Leur remise en liberté intervient trois jours après celle de l'ex-magnat du pétrole et critique du Kremlin Mikhaïl Khodorkovski, gracié à la surprise générale par Vladimir Poutine, un geste interprété par certains comme une volonté d'améliorer l'image de la Russie à l'approche des Jeux olympiques qui doivent se tenir en février à Sotchi, sur les bords de la mer Noire.

Maria Alekhina, âgée de 25 ans, a été libérée en toute discrétion dans la matinée de son camp situé à Nijni-Novgorod (Volga), tandis que Nadejda Tolokonnikova, 24 ans, a quitté sous le feu des projecteurs l'hôpital pénitentiaire où elle se trouvait à Krasnoïarsk, en Sibérie orientale.

Accueillie par une meute de journalistes, cette dernière, qui avait observé plusieurs grèves de la faim pour dénoncer ses conditions de détention, est apparue amaigrie.

Dès leur sortie, les deux jeunes femmes ont eu des mots très durs à l'égard du pouvoir russe.
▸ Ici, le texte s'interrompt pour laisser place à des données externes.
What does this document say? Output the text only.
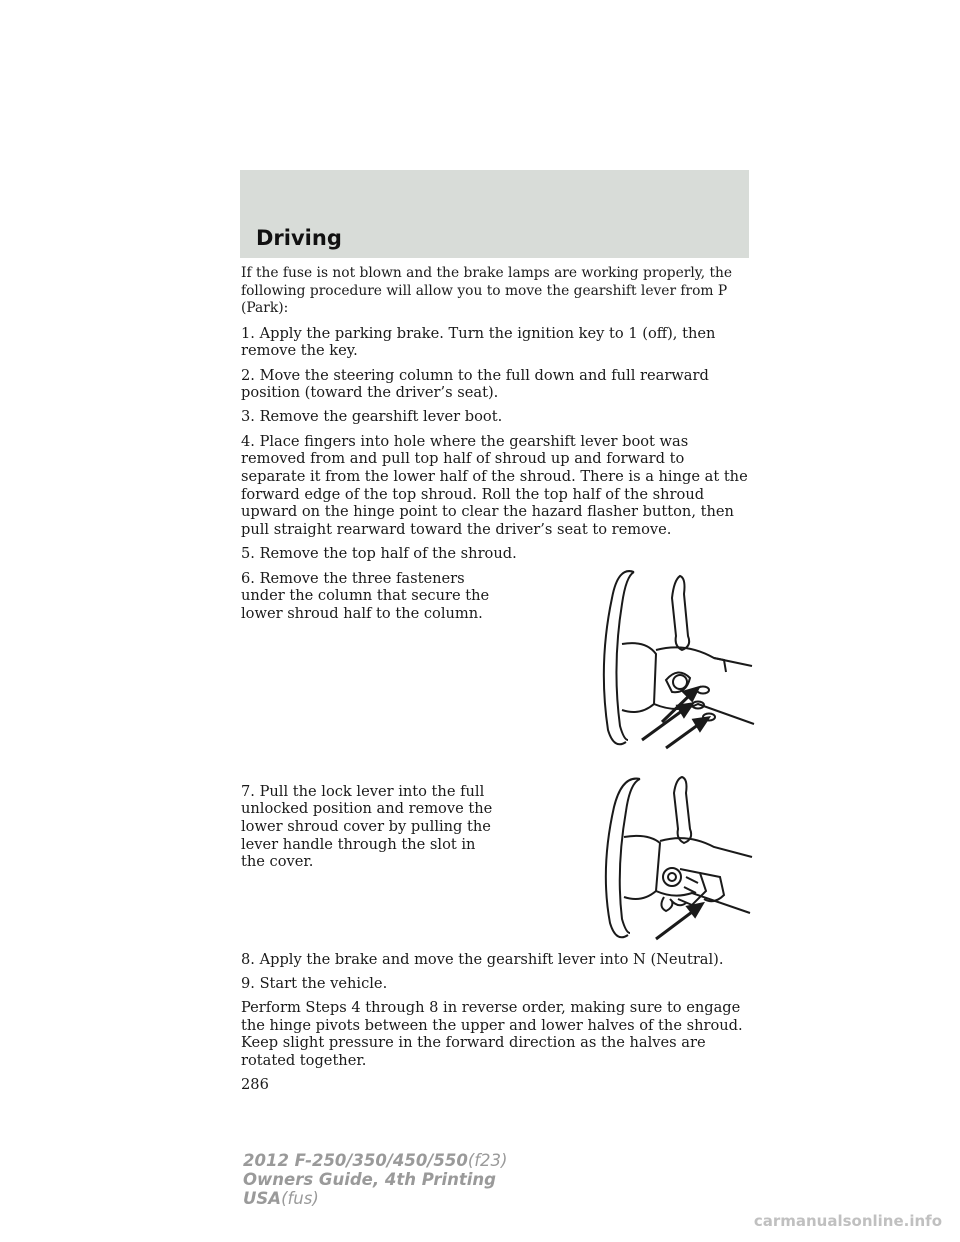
Driving

If the fuse is not blown and the brake lamps are working properly, the following procedure will allow you to move the gearshift lever from P (Park):

1. Apply the parking brake. Turn the ignition key to 1 (off), then remove the key.

2. Move the steering column to the full down and full rearward position (toward the driver’s seat).

3. Remove the gearshift lever boot.

4. Place fingers into hole where the gearshift lever boot was removed from and pull top half of shroud up and forward to separate it from the lower half of the shroud. There is a hinge at the forward edge of the top shroud. Roll the top half of the shroud upward on the hinge point to clear the hazard flasher button, then pull straight rearward toward the driver’s seat to remove.

5. Remove the top half of the shroud.

6. Remove the three fasteners under the column that secure the lower shroud half to the column.

7. Pull the lock lever into the full unlocked position and remove the lower shroud cover by pulling the lever handle through the slot in the cover.

8. Apply the brake and move the gearshift lever into N (Neutral).

9. Start the vehicle.

Perform Steps 4 through 8 in reverse order, making sure to engage the hinge pivots between the upper and lower halves of the shroud. Keep slight pressure in the forward direction as the halves are rotated together.

286
2012 F-250/350/450/550(f23)
Owners Guide, 4th Printing
USA(fus)
carmanualsonline.info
«Les camps sont le visage» de la Russie

«La Russie est construite sur le modèle d'une colonie pénitentiaire et c'est la raison pour laquelle il est si important de changer les colonies pour changer la Russie de l'intérieur», a déclaré Mme Tolokonnikova, selon des images retransmises à la télévision.

«Les camps sont le visage du pays», a-t-elle ajouté.

Elle a jugé que le temps qu'elle avait passé en détention n'avait pas été «du temps perdu», et estimé qu'elle avait «grandi» grâce à cette expérience.

«J'ai vu cette petite machine totalitaire de l'intérieur», a-t-elle déclaré.

Sur l'amnistie qui a permis sa libération, approuvée mercredi dernier par le Parlement russe à l'occasion des 20 ans de la Constitution russe, elle a jugé que c'était un geste «ridicule».

«Pourquoi ont-ils fait tout cela? C'est clair: pour que l'on ne boycotte pas complètement la Russie aux Jeux olympiques», a-t-elle dit à la radio Echo de Moscou.

Maria Alekhina, visiblement en bonne forme, a aussi fustigé cette loi qui prévoit entre autres de libérer les personnes condamnées pour «hooliganisme» et les mères d'enfants mineurs.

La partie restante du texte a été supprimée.